31.1.14

Na hora do Meco

Desde o princípio do mundo que me insultam e me caluniam. Os mesmos poetas ― por natureza meus amigos ― que me defendem, me não têm defendido bem. Um ― um inglês chamado Milton ― fez-me perder, com parceiros meus, uma batalha indefinida que nunca se travou. Outro ― um alemão chamado Goethe ― deu-me um papel de alcoviteiro numa tragédia de aldeia. Mas eu não sou o que pensam. As Igrejas abominam-me. Os crentes tremem do meu nome. Mas tenho, quer queiram quer não, um papel no mundo. Nem sou o revoltado contra Deus, nem o espírito que nega. Sou o Deus da Imaginação, perdido porque não crio. É por mim que, quando criança, sonhaste aqueles sonhos que são brinquedos; é por mim que, quando mulher já, tiveste a abraçar-te de noite os príncipes e os dominadores que dormem no fundo desses sonhos. Sou o Espírito que cria sem criar, cuja voz é um fumo, e cuja alma é um erro. Deus criou-me para que eu o imitasse de noite. Ele é o Sol, eu sou a Lua. Minha luz paira sobre tudo quanto é fútil ou findo, fogo-fátuo, margens de rio, pântanos e sombras. Fernando Pessoa, A Hora do Diabo.
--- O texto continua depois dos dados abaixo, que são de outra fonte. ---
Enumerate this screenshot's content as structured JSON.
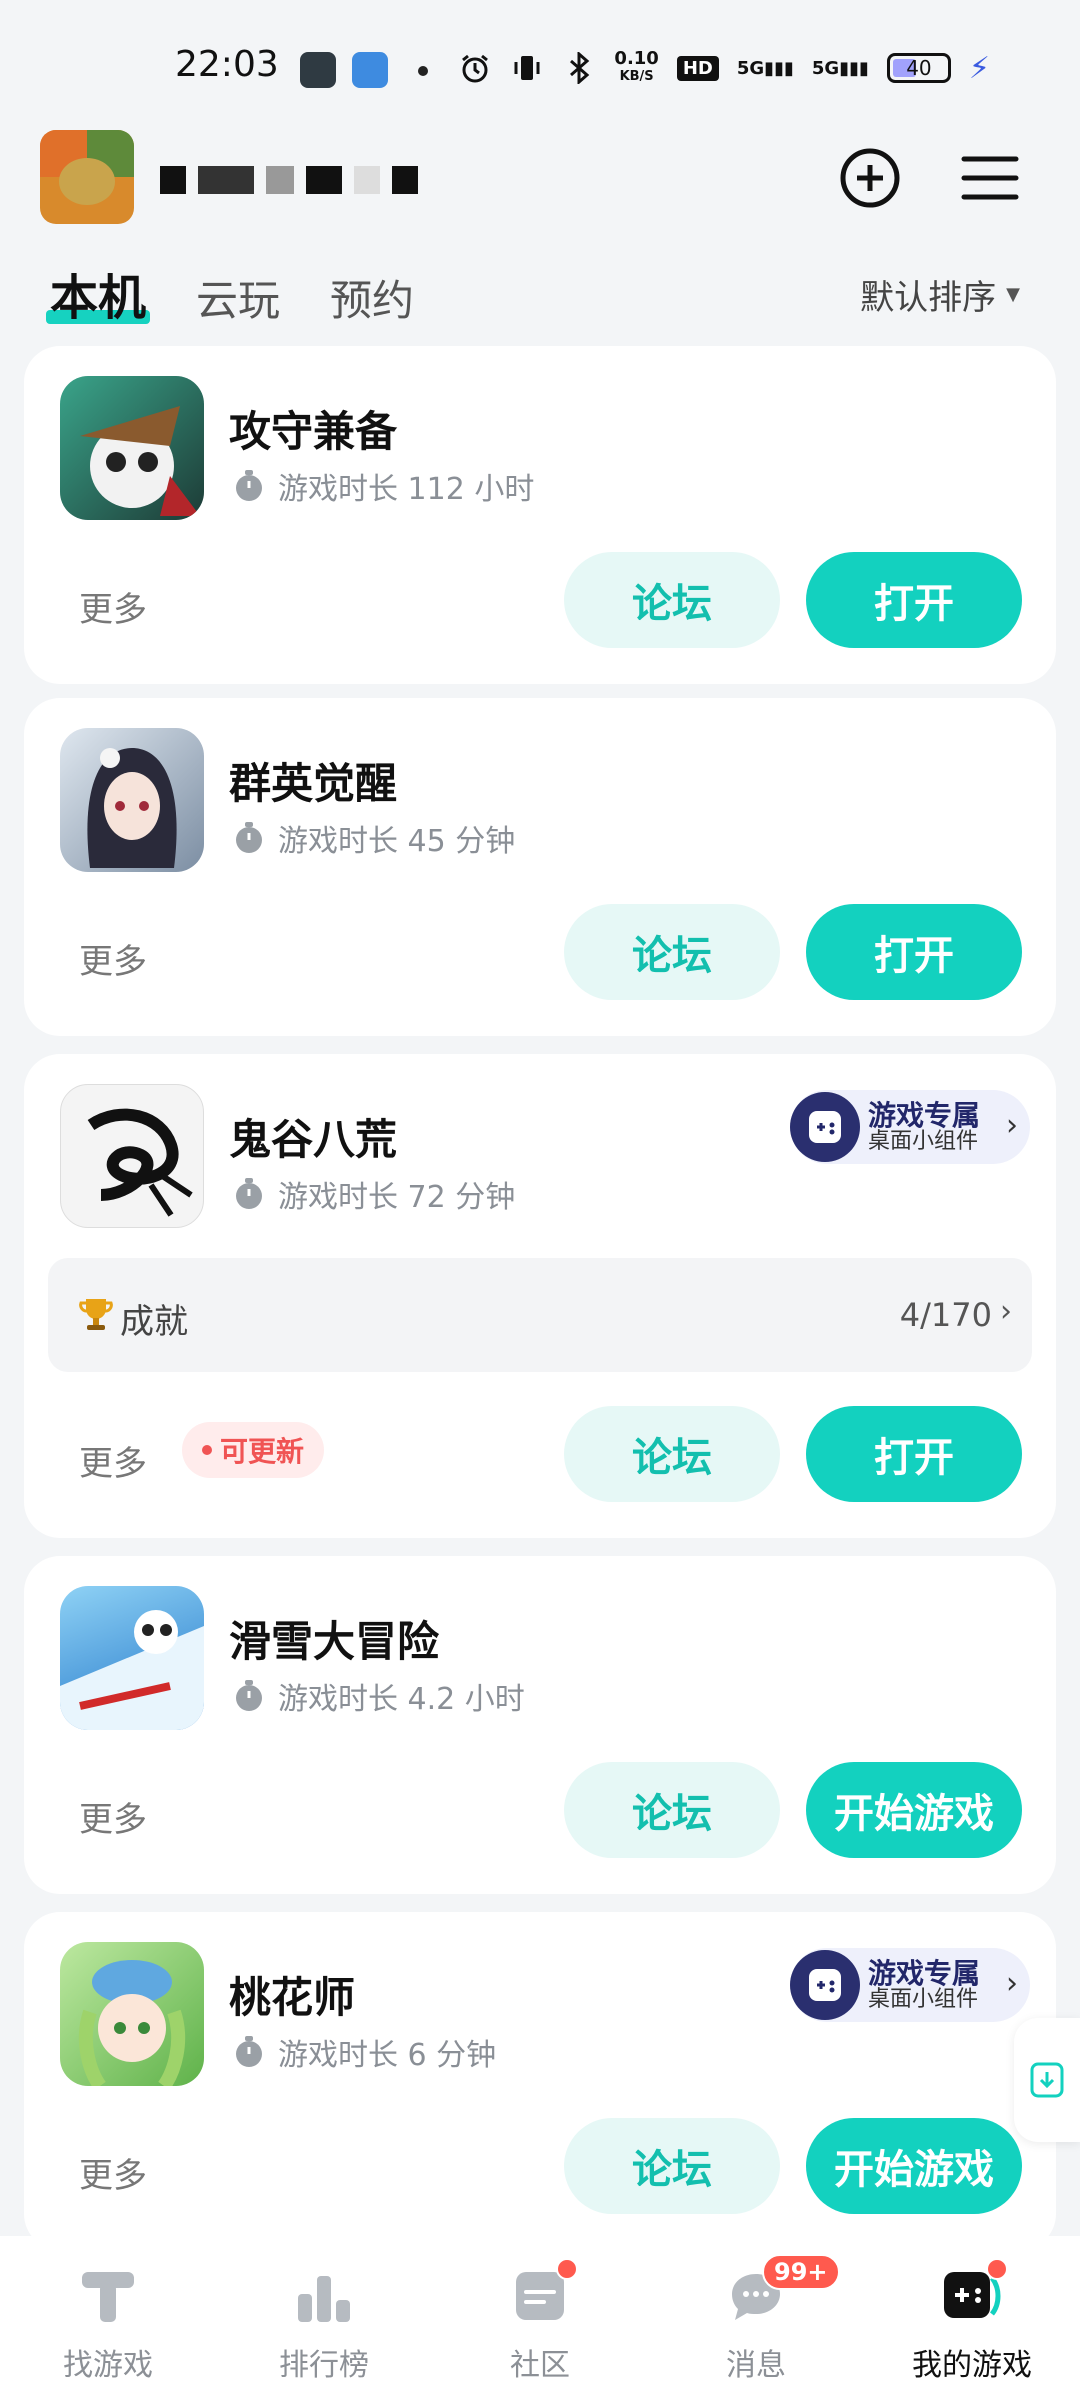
{
  "status_bar": {
    "time": "22:03",
    "net_speed_top": "0.10",
    "net_speed_unit": "KB/S",
    "hd_label": "HD",
    "signal1": "5G",
    "signal2": "5G",
    "battery": "40"
  },
  "tabs": [
    {
      "label": "本机"
    },
    {
      "label": "云玩"
    },
    {
      "label": "预约"
    }
  ],
  "sort_label": "默认排序",
  "games": [
    {
      "title": "攻守兼备",
      "playtime": "游戏时长 112 小时",
      "more": "更多",
      "forum": "论坛",
      "action": "打开"
    },
    {
      "title": "群英觉醒",
      "playtime": "游戏时长 45 分钟",
      "more": "更多",
      "forum": "论坛",
      "action": "打开"
    },
    {
      "title": "鬼谷八荒",
      "playtime": "游戏时长 72 分钟",
      "more": "更多",
      "forum": "论坛",
      "action": "打开",
      "widget_line1": "游戏专属",
      "widget_line2": "桌面小组件",
      "achievement_label": "成就",
      "achievement_count": "4/170",
      "update_label": "可更新"
    },
    {
      "title": "滑雪大冒险",
      "playtime": "游戏时长 4.2 小时",
      "more": "更多",
      "forum": "论坛",
      "action": "开始游戏"
    },
    {
      "title": "桃花师",
      "playtime": "游戏时长 6 分钟",
      "more": "更多",
      "forum": "论坛",
      "action": "开始游戏",
      "widget_line1": "游戏专属",
      "widget_line2": "桌面小组件"
    }
  ],
  "bottom_nav": [
    {
      "label": "找游戏"
    },
    {
      "label": "排行榜"
    },
    {
      "label": "社区"
    },
    {
      "label": "消息",
      "badge": "99+"
    },
    {
      "label": "我的游戏"
    }
  ],
  "colors": {
    "accent": "#13d1bf",
    "accent_light": "#e6f8f6",
    "badge_red": "#ff5a4e",
    "widget_navy": "#22276a"
  }
}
No Meco, com praxes ou sem praxes,
a hora era lunar!
a hora era do sonho!
a hora era da brincadeira!
a hora era da imaginação!
De uma imaginação que não cria... e o Diabo foi Deus na onda que pôs termo à vida...
Mesmo assim preferimos o abraço da noite...

30.1.14

Distorção

I - Às 7h00, a TSF notícia que, segundo o MEC, em 2012, os episódios de violência diminuíram nas escolas.
II - Às 7h30, a TSF notícia que, segundo o MEC, 94% das escolas não registaram  na plataforma digital os episódios de violência.

III - Às 13h30, leio uma resposta do MEC a um pedido de esclarecimento e concluo que fiquei ainda mais confuso. Fiquei, no entanto, com vontade de solicitar novo esclarecimento: - Quando é que termina o ciclo avaliativo de um docente que em 1999 chegou ao décimo escalão e, hoje, se encontra no nono? Se um ciclo avaliativo durar quatro anos, quantos são necessários para o perfazer em tempo de congelamento indefinido da progressão na carreira? Quando é que o ciclo avaliativo termina para que o docente possa ser avaliado e, por exemplo, requerer recuperação de avaliação obtida em ciclo avaliativo anterior?
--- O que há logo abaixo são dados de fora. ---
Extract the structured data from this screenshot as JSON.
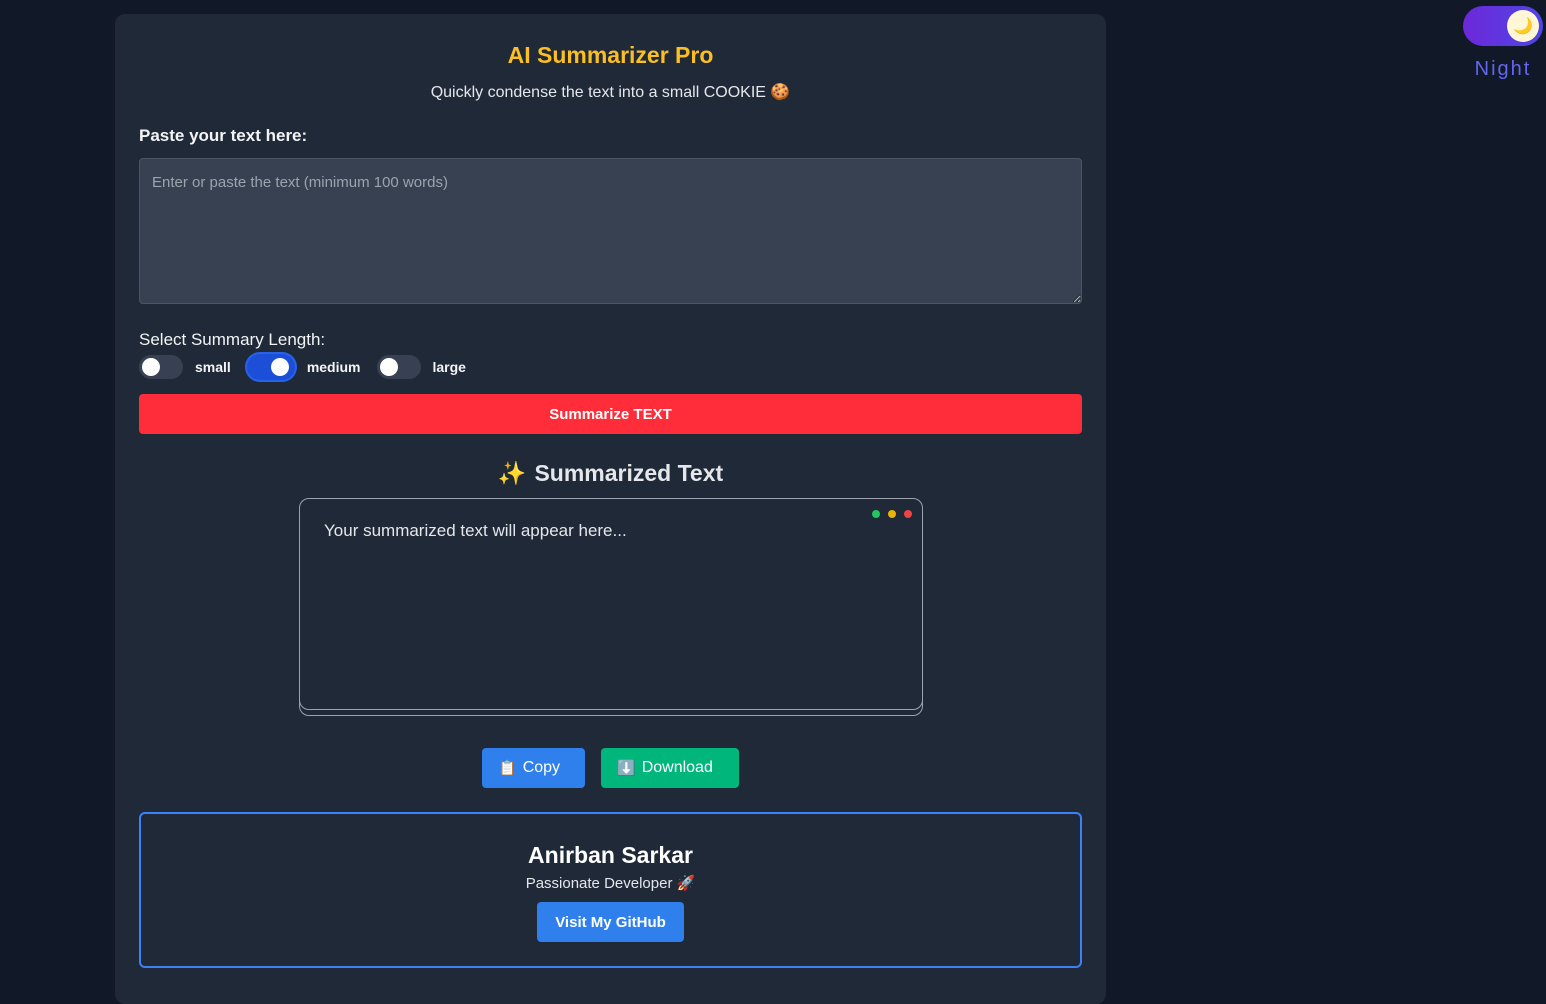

IV - Às 14h30, na Almirante Reis, uma negra com a mão esquerda entrapada arranca parte do trapo sujo para limpar as costas ensanguentadas da mão direita em carne viva. Parado pelo vermelho do semáforo, nem quero acreditar no que observo. Entretanto, uma branca aproxima-se, abre a mala de mão, retira uns lenços de papel  e começa a limpar-lhe as feridas... a negra sorri e eu arranco, um pouco mais calmo...

V - Às 16h00, entro no consultório da médica de família. Ela mede-me a tensão e exclama "Isto não pode continuar assim!" e parte a buscar um comprimido milagroso. 
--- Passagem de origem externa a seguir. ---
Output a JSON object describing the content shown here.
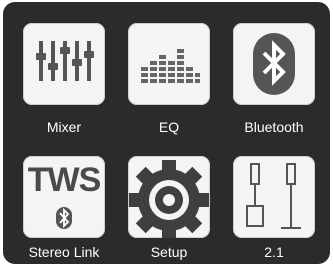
{
  "menu": {
    "items": [
      {
        "label": "Mixer",
        "icon": "mixer-sliders-icon"
      },
      {
        "label": "EQ",
        "icon": "equalizer-bars-icon"
      },
      {
        "label": "Bluetooth",
        "icon": "bluetooth-icon"
      },
      {
        "label": "Stereo Link",
        "icon": "tws-icon",
        "icon_text": "TWS"
      },
      {
        "label": "Setup",
        "icon": "gear-icon"
      },
      {
        "label": "2.1",
        "icon": "speakers-2-1-icon"
      }
    ]
  },
  "colors": {
    "background": "#2b2b2b",
    "tile": "#f4f4f4",
    "icon": "#4a4a4a",
    "text": "#ffffff"
  }
}
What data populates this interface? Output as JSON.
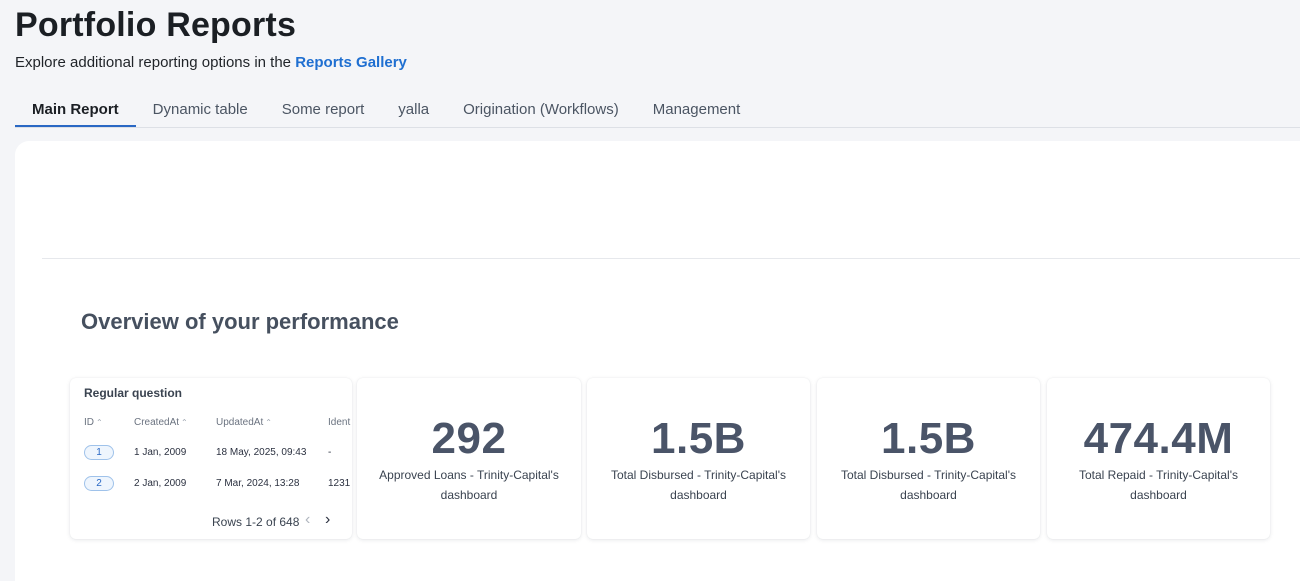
{
  "header": {
    "title": "Portfolio Reports",
    "subtitle_prefix": "Explore additional reporting options in the ",
    "subtitle_link": "Reports Gallery"
  },
  "tabs": [
    {
      "label": "Main Report",
      "active": true
    },
    {
      "label": "Dynamic table"
    },
    {
      "label": "Some report"
    },
    {
      "label": "yalla"
    },
    {
      "label": "Origination (Workflows)"
    },
    {
      "label": "Management"
    }
  ],
  "overview": {
    "title": "Overview of your performance"
  },
  "table_card": {
    "title": "Regular question",
    "columns": [
      "ID",
      "CreatedAt",
      "UpdatedAt",
      "Ident"
    ],
    "rows": [
      {
        "id": "1",
        "created": "1 Jan, 2009",
        "updated": "18 May, 2025, 09:43",
        "ident": "-"
      },
      {
        "id": "2",
        "created": "2 Jan, 2009",
        "updated": "7 Mar, 2024, 13:28",
        "ident": "1231"
      }
    ],
    "pager": "Rows 1-2 of 648"
  },
  "scalars": [
    {
      "value": "292",
      "label": "Approved Loans - Trinity-Capital's dashboard"
    },
    {
      "value": "1.5B",
      "label": "Total Disbursed - Trinity-Capital's dashboard"
    },
    {
      "value": "1.5B",
      "label": "Total Disbursed - Trinity-Capital's dashboard"
    },
    {
      "value": "474.4M",
      "label": "Total Repaid - Trinity-Capital's dashboard"
    }
  ],
  "icons": {
    "sort": "sort-up-icon",
    "prev": "chevron-left-icon",
    "next": "chevron-right-icon"
  },
  "colors": {
    "accent": "#2a68c4",
    "link": "#1f6fd1",
    "scalar_value": "#4a5468"
  }
}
O problema é que, no meu caso, ninguém sabe quanto dura o efeito da pílula miraculosa!  

29.1.14

Há uma história por contar...

Há uma história por contar em Portugal: a da génese e da expansão do ensino superior privado em Portugal. Quem acompanhou alguns dos empreendedores sabe que a maioria, cedo, viu na educação superior uma oportunidade de negócio. 
Por "cedo" entenda-se início dos anos 70 e, sobretudo,  pós-25 de abril, pois muitos dos regressados, professores universitários ou  funcionários do aparelho colonial, perceberam, ao chegar à metrópole, que o ensino superior público era incapaz de satisfazer a procura...
Muitos dos criadores das sucessivas cooperativas de ensino superior, sempre resultantes de cisões, não tinham o adequado perfil académico para instruir uma nova geração proveniente das franjas sociais, até à data, impedidas de entrar na universidade. 
No entanto, isso não os coibiu de procurar na academia ou, em particular, entre os saneados pelo PREC quem lhes assegurasse o número mínimo de doutores exigido para que o desejado alvará fosse concedido.
Os doutores contratados eram apresentados como coordenadores dos múltiplos departamentos e o Ministério da Educação, ocupado por compadres, também eles, provenientes das ex-colónias ou de gabinetes de estudo, entretanto, extintos, legalizava universidades, extensões universitárias, escolas pré-universitárias, institutos...
A contratação de docentes obedecia a critérios supostamente democráticos: em primeiro lugar, cooperantes e familiares; em segundo lugar, doutores politicamente ostracizados; em terceiro lugar, conselheiros  e outros jubilados de renome; em quarto lugar, políticos de todos os quadrantes, da extrema direita à extrema esquerda... neste caso, uma simples licenciatura era suficiente para entrar na categoria de professor auxiliar; em quinto lugar, alguns docentes do ensino secundário para "alfabetizar" alunos que "dificilmente" obtinham a nota mínima que lhes franqueava a entrada no mundo das praxes civilizadoras...
Com a passagem do tempo, os licenciados subiam a mestres (os mais afoitos a doutores por Salamanca!)... e a porta ia-se escancarando para que alcançassem o almejado patamar de doutores, com equivalência ou sem ela... 
Quanta investigação, quanta ciência, quanta obra!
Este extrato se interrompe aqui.